CFTC data after the close was interesting, reflecting significant fund position changes following December options expiration. Through Tuesday the 26th, large non-commercial (aka "Large Spec" or "fund") traders were viewed net buyers of nearly 22,000 corn. Our player sheets estimated them as net sellers of 15,000! The report reflected a whopping 15.7% drop in open interest, which in our view helps confirm the Dec options expiry as a huge influence on this particular CFTC report. Two-thirds of the purchases were seen as 'short-covering', with the remainder new longs. When including the most recent updates, we would now estimate the funds are heading into tonight net short about 130,000 combined futures and options.

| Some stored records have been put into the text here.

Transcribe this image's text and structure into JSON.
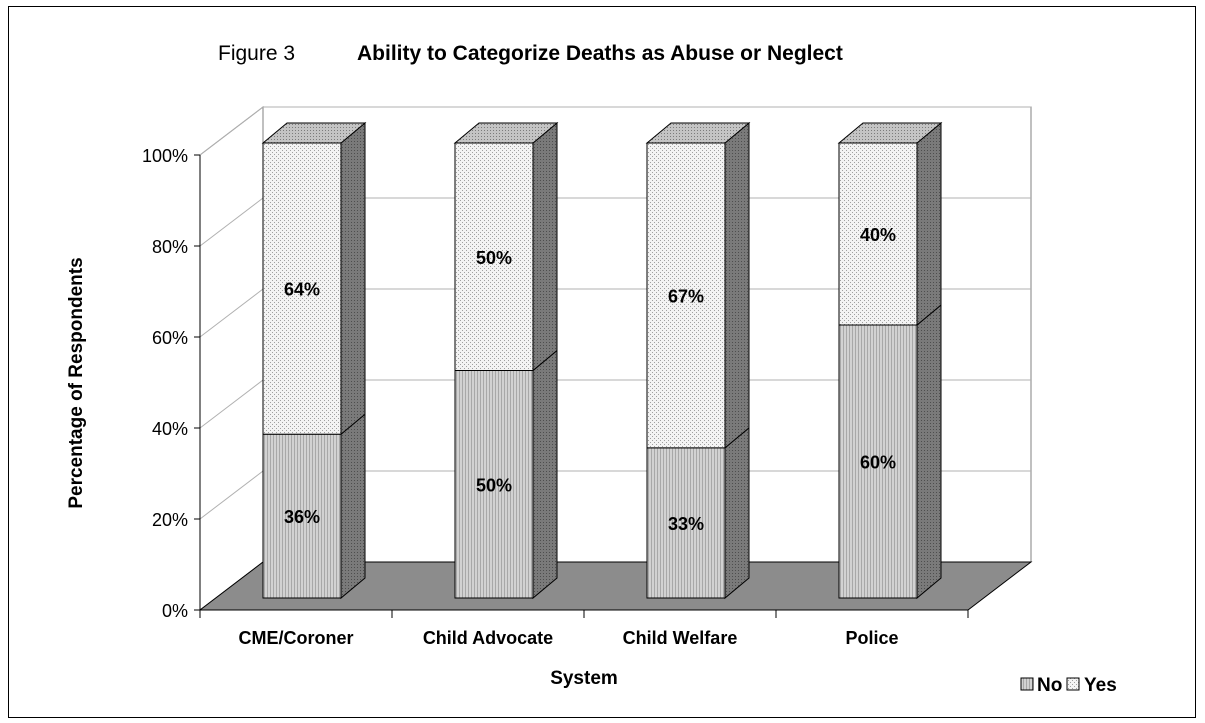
{
  "chart_data": {
    "type": "bar",
    "subtype": "stacked-3d-100",
    "figure_label": "Figure 3",
    "title": "Ability to Categorize Deaths as Abuse or Neglect",
    "xlabel": "System",
    "ylabel": "Percentage of Respondents",
    "categories": [
      "CME/Coroner",
      "Child Advocate",
      "Child Welfare",
      "Police"
    ],
    "series": [
      {
        "name": "No",
        "values": [
          36,
          50,
          33,
          60
        ],
        "labels": [
          "36%",
          "50%",
          "33%",
          "60%"
        ]
      },
      {
        "name": "Yes",
        "values": [
          64,
          50,
          67,
          40
        ],
        "labels": [
          "64%",
          "50%",
          "67%",
          "40%"
        ]
      }
    ],
    "ylim": [
      0,
      100
    ],
    "yticks": [
      0,
      20,
      40,
      60,
      80,
      100
    ],
    "ytick_labels": [
      "0%",
      "20%",
      "40%",
      "60%",
      "80%",
      "100%"
    ],
    "grid": true,
    "legend": {
      "placement": "bottom-right",
      "entries": [
        "No",
        "Yes"
      ]
    },
    "colors": {
      "floor": "#8c8c8c",
      "no_front": "#cfcfcf",
      "yes_front": "#f2f2f2",
      "side": "#6e6e6e",
      "top": "#b5b5b5"
    }
  }
}
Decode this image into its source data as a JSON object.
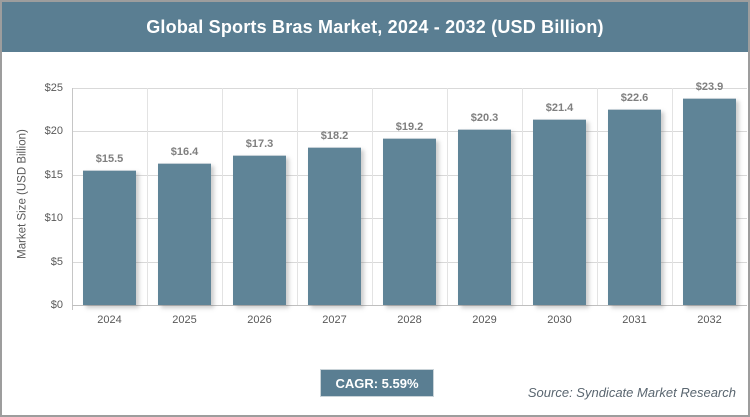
{
  "header": {
    "title": "Global Sports Bras Market, 2024 - 2032 (USD Billion)"
  },
  "chart_data": {
    "type": "bar",
    "title": "Global Sports Bras Market, 2024 - 2032 (USD Billion)",
    "categories": [
      "2024",
      "2025",
      "2026",
      "2027",
      "2028",
      "2029",
      "2030",
      "2031",
      "2032"
    ],
    "values": [
      15.5,
      16.4,
      17.3,
      18.2,
      19.2,
      20.3,
      21.4,
      22.6,
      23.9
    ],
    "value_labels": [
      "$15.5",
      "$16.4",
      "$17.3",
      "$18.2",
      "$19.2",
      "$20.3",
      "$21.4",
      "$22.6",
      "$23.9"
    ],
    "xlabel": "",
    "ylabel": "Market Size (USD Billion)",
    "ylim": [
      0,
      25
    ],
    "ytick_step": 5,
    "ytick_labels": [
      "$0",
      "$5",
      "$10",
      "$15",
      "$20",
      "$25"
    ],
    "grid": true,
    "legend": false,
    "bar_color": "#5f8497"
  },
  "footer": {
    "cagr": "CAGR: 5.59%",
    "source": "Source: Syndicate Market Research"
  },
  "colors": {
    "title_bar_bg": "#5a7e92",
    "bar_fill": "#5f8497",
    "gridline": "#d9d9d9",
    "axis": "#bfbfbf",
    "value_label": "#7f7f7f",
    "tick_label": "#595959",
    "cagr_bg": "#5a7e92",
    "source_text": "#5a6670",
    "frame_border": "#9d9d9d",
    "title_text": "#ffffff"
  }
}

There was not much fresh news around to start the week. "Trade War" sentiment was a little negative today, as the Chinese reiterated calls over the weekend to remove existing U.S. tariffs before they would proceed with the so-called "Phase One" deal. It is possible they hardened their stance after President Trump signed a bill supporting Hong Kong protestors late last week? This soured the 'macro' mood today and likely helped reversed an overnight rally attempt in beans. Supporting corn was the 'afterglow' of Friday's positive trade, as well as the continued absence of Dec deliveries.

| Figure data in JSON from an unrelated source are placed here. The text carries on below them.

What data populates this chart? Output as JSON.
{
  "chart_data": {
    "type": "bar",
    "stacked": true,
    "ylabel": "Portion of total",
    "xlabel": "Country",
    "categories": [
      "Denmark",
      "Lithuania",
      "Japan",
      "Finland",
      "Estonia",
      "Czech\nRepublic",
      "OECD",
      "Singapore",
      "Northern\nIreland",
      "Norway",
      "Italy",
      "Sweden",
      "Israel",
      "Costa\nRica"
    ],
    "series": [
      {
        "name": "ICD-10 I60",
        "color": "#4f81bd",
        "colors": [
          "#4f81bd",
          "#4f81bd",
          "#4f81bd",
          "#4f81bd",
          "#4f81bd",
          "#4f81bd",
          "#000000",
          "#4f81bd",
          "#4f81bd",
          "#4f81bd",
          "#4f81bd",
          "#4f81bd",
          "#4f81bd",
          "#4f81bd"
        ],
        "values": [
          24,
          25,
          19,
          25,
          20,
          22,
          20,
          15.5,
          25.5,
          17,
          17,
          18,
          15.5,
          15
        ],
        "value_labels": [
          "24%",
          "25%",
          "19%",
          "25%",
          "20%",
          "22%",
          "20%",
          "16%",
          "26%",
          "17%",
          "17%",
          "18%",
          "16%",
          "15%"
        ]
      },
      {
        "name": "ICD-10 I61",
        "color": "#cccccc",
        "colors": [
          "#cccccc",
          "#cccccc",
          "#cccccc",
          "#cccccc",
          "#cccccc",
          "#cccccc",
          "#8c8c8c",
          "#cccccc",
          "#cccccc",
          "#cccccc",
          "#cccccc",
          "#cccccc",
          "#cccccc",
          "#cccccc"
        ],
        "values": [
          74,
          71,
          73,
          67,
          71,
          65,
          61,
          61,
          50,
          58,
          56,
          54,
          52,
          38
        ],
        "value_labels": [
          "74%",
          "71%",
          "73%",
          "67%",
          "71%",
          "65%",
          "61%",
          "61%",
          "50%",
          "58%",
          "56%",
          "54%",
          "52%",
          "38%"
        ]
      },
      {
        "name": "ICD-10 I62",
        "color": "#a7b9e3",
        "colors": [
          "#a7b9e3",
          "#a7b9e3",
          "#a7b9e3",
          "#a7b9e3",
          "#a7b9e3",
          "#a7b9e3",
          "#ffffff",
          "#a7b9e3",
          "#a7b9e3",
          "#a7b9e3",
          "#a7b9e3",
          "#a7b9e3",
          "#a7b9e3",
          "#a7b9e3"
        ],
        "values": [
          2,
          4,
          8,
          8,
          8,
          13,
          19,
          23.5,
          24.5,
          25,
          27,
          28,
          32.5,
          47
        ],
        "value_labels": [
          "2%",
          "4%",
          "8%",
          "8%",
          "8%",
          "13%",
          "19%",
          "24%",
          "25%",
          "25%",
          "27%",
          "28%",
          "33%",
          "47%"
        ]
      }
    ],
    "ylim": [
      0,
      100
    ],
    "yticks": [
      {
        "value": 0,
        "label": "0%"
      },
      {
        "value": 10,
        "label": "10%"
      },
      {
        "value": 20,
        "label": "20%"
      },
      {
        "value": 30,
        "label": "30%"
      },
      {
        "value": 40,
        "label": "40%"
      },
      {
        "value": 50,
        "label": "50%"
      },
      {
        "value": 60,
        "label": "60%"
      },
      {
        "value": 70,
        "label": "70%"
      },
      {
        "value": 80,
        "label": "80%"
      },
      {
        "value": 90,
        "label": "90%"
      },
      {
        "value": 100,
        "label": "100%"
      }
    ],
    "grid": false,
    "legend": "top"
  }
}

U.S. harvest weather remains quite miserable. USDA Crop Progress data today after the close found the expected 'token' amount of progress. 89% of the U.S. corn crop was seen collected, advancing 5% wk/wk. This would imply over 9 million acres were left out in the field, or roughly 1.4 billion bushels. North Dakota was the standout with 2 million acres left, and it is growing ever-less likely much more of this will be collected before winter fully sets-in. In fact, they may argue winter is already here!

The mid-day grain inspections report effectively succeeded in throwing a wet blanket over a mid-morning rally effort. The report found just 428,856 metric tons (mt) of corn shipped for the week ended 11/28. This compares to 616k the prior week and was less-than-half the prior year week's 1.064 million mt (mmt) total the prior year week. YTD corn shipments stand 6.04 mmt versus 14.23 mmt in the year ago period. The report included virtually no corn shipped off the PNW, which has been a familiar theme of late. We still see U.S. corn export activity improving early in 2020, particularly with Brazil believed close to sold-out. A separate report by Brazil's gov't found Brazil exported 4.288 mmt of corn in November, down from 6.501 mmt in Oct, but close to the year ago month's 4.365.

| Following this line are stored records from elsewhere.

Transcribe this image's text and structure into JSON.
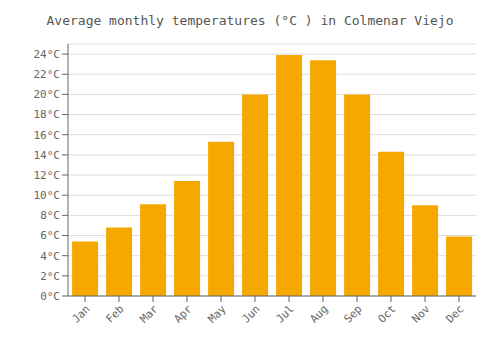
{
  "chart_data": {
    "type": "bar",
    "title": "Average monthly temperatures (°C ) in Colmenar Viejo",
    "categories": [
      "Jan",
      "Feb",
      "Mar",
      "Apr",
      "May",
      "Jun",
      "Jul",
      "Aug",
      "Sep",
      "Oct",
      "Nov",
      "Dec"
    ],
    "values": [
      5.4,
      6.8,
      9.1,
      11.4,
      15.3,
      20.0,
      23.9,
      23.4,
      20.0,
      14.3,
      9.0,
      5.9
    ],
    "color": "#F5A800",
    "ylim": [
      0,
      25
    ],
    "yticks": [
      {
        "value": 0,
        "label": "0°C"
      },
      {
        "value": 2,
        "label": "2°C"
      },
      {
        "value": 4,
        "label": "4°C"
      },
      {
        "value": 6,
        "label": "6°C"
      },
      {
        "value": 8,
        "label": "8°C"
      },
      {
        "value": 10,
        "label": "10°C"
      },
      {
        "value": 12,
        "label": "12°C"
      },
      {
        "value": 14,
        "label": "14°C"
      },
      {
        "value": 16,
        "label": "16°C"
      },
      {
        "value": 18,
        "label": "18°C"
      },
      {
        "value": 20,
        "label": "20°C"
      },
      {
        "value": 22,
        "label": "22°C"
      },
      {
        "value": 24,
        "label": "24°C"
      }
    ],
    "grid": true
  }
}
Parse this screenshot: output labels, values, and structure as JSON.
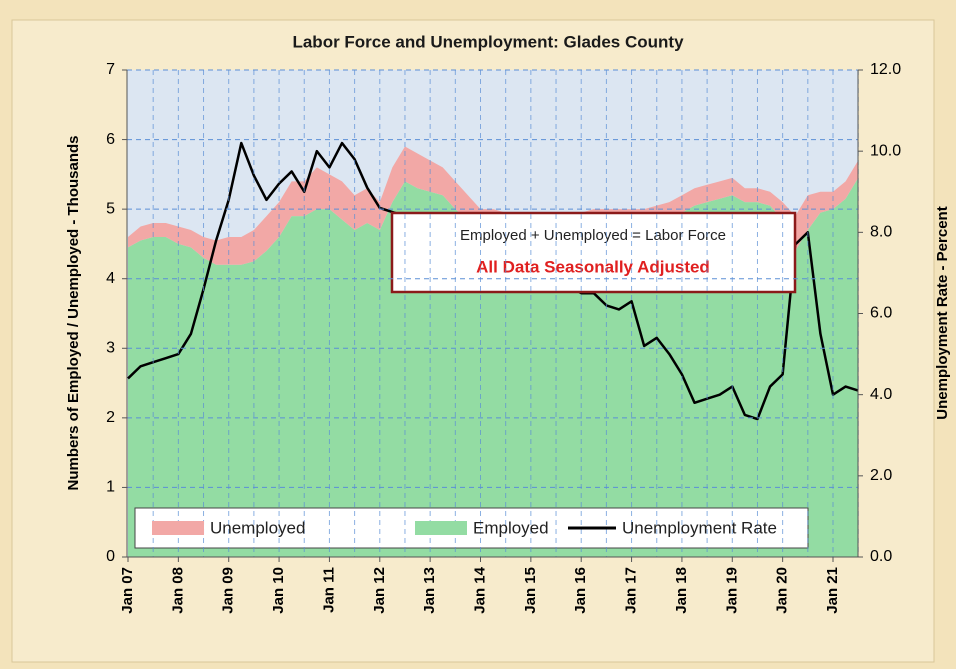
{
  "chart_data": {
    "type": "area",
    "title": "Labor Force and Unemployment: Glades County",
    "y_label": "Numbers of Employed / Unemployed - Thousands",
    "y2_label": "Unemployment Rate - Percent",
    "annotations": [
      "Employed + Unemployed = Labor Force",
      "All Data Seasonally Adjusted"
    ],
    "stacked": true,
    "grid": true,
    "legend": "bottom",
    "categories": [
      "Jan 07",
      null,
      null,
      null,
      "Jan 08",
      null,
      null,
      null,
      "Jan 09",
      null,
      null,
      null,
      "Jan 10",
      null,
      null,
      null,
      "Jan 11",
      null,
      null,
      null,
      "Jan 12",
      null,
      null,
      null,
      "Jan 13",
      null,
      null,
      null,
      "Jan 14",
      null,
      null,
      null,
      "Jan 15",
      null,
      null,
      null,
      "Jan 16",
      null,
      null,
      null,
      "Jan 17",
      null,
      null,
      null,
      "Jan 18",
      null,
      null,
      null,
      "Jan 19",
      null,
      null,
      null,
      "Jan 20",
      null,
      null,
      null,
      "Jan 21",
      null,
      null
    ],
    "series": [
      {
        "name": "Unemployed",
        "type": "area",
        "color": "#f2a8a6",
        "values": [
          0.15,
          0.2,
          0.2,
          0.2,
          0.25,
          0.25,
          0.3,
          0.35,
          0.4,
          0.4,
          0.45,
          0.5,
          0.5,
          0.5,
          0.5,
          0.6,
          0.5,
          0.55,
          0.5,
          0.5,
          0.4,
          0.5,
          0.5,
          0.5,
          0.45,
          0.4,
          0.4,
          0.35,
          0.3,
          0.3,
          0.3,
          0.3,
          0.3,
          0.3,
          0.3,
          0.3,
          0.3,
          0.3,
          0.3,
          0.3,
          0.28,
          0.25,
          0.25,
          0.25,
          0.25,
          0.25,
          0.25,
          0.25,
          0.25,
          0.2,
          0.2,
          0.2,
          0.25,
          0.5,
          0.5,
          0.3,
          0.25,
          0.25,
          0.25
        ]
      },
      {
        "name": "Employed",
        "type": "area",
        "color": "#93dca3",
        "values": [
          4.45,
          4.55,
          4.6,
          4.6,
          4.5,
          4.45,
          4.3,
          4.2,
          4.2,
          4.2,
          4.25,
          4.4,
          4.6,
          4.9,
          4.9,
          5.0,
          5.0,
          4.85,
          4.7,
          4.8,
          4.7,
          5.1,
          5.4,
          5.3,
          5.25,
          5.2,
          5.0,
          4.85,
          4.7,
          4.7,
          4.65,
          4.65,
          4.65,
          4.65,
          4.65,
          4.65,
          4.65,
          4.7,
          4.7,
          4.7,
          4.72,
          4.75,
          4.8,
          4.85,
          4.95,
          5.05,
          5.1,
          5.15,
          5.2,
          5.1,
          5.1,
          5.05,
          4.85,
          4.4,
          4.7,
          4.95,
          5.0,
          5.15,
          5.45
        ]
      },
      {
        "name": "Unemployment Rate",
        "type": "line",
        "axis": "y2",
        "color": "#000000",
        "values": [
          4.4,
          4.7,
          4.8,
          4.9,
          5.0,
          5.5,
          6.6,
          7.8,
          8.8,
          10.2,
          9.4,
          8.8,
          9.2,
          9.5,
          9.0,
          10.0,
          9.6,
          10.2,
          9.8,
          9.1,
          8.6,
          8.5,
          8.4,
          8.3,
          8.2,
          8.0,
          7.8,
          7.6,
          7.4,
          7.3,
          7.2,
          7.1,
          7.0,
          6.9,
          6.8,
          6.7,
          6.5,
          6.5,
          6.2,
          6.1,
          6.3,
          5.2,
          5.4,
          5.0,
          4.5,
          3.8,
          3.9,
          4.0,
          4.2,
          3.5,
          3.4,
          4.2,
          4.5,
          7.7,
          8.0,
          5.5,
          4.0,
          4.2,
          4.1
        ]
      }
    ],
    "ylim": [
      0,
      7
    ],
    "yticks": [
      0,
      1,
      2,
      3,
      4,
      5,
      6,
      7
    ],
    "y2lim": [
      0,
      12
    ],
    "y2ticks": [
      {
        "value": 0,
        "label": "0.0"
      },
      {
        "value": 2,
        "label": "2.0"
      },
      {
        "value": 4,
        "label": "4.0"
      },
      {
        "value": 6,
        "label": "6.0"
      },
      {
        "value": 8,
        "label": "8.0"
      },
      {
        "value": 10,
        "label": "10.0"
      },
      {
        "value": 12,
        "label": "12.0"
      }
    ]
  }
}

Elsewhere, end-user markets were mixed; hogs didn't like the China uncertainty, finishing $2 lower in Feb, while cattle were near unchanged, and dairy did not care, closing higher. Ethanol tried to rally some early after being closed on Friday, but struggled to hold, and finished near unchanged. Spot ethanol producer margins remain decent, but forward margins are more difficult to pin down in a profitable manner. South American weather remains a relative nonevent. Of the two, Brazil is in better shape, while Argentina is trying to limp through a dryer stretch.

In the options pit, volatility was sharply unchanged to start the week. Very quiet day overall. One player bought 500 Jan 380 calls at 6 7/8's cost. Another house sold 200 march 450 puts at 68 cents; some see this as a big commercial hedging some exposure. Calendar spreads were steady/firm. Corn gained on the beans and the wheat. Technically, the corn market has found some support against last week's lows, which held just over $3.70. The summer lows are just a nickel away from that. $3.90 CH resistance is looking more difficult to erase, but we are oversold and due a bounce, which we appear to be starting to get.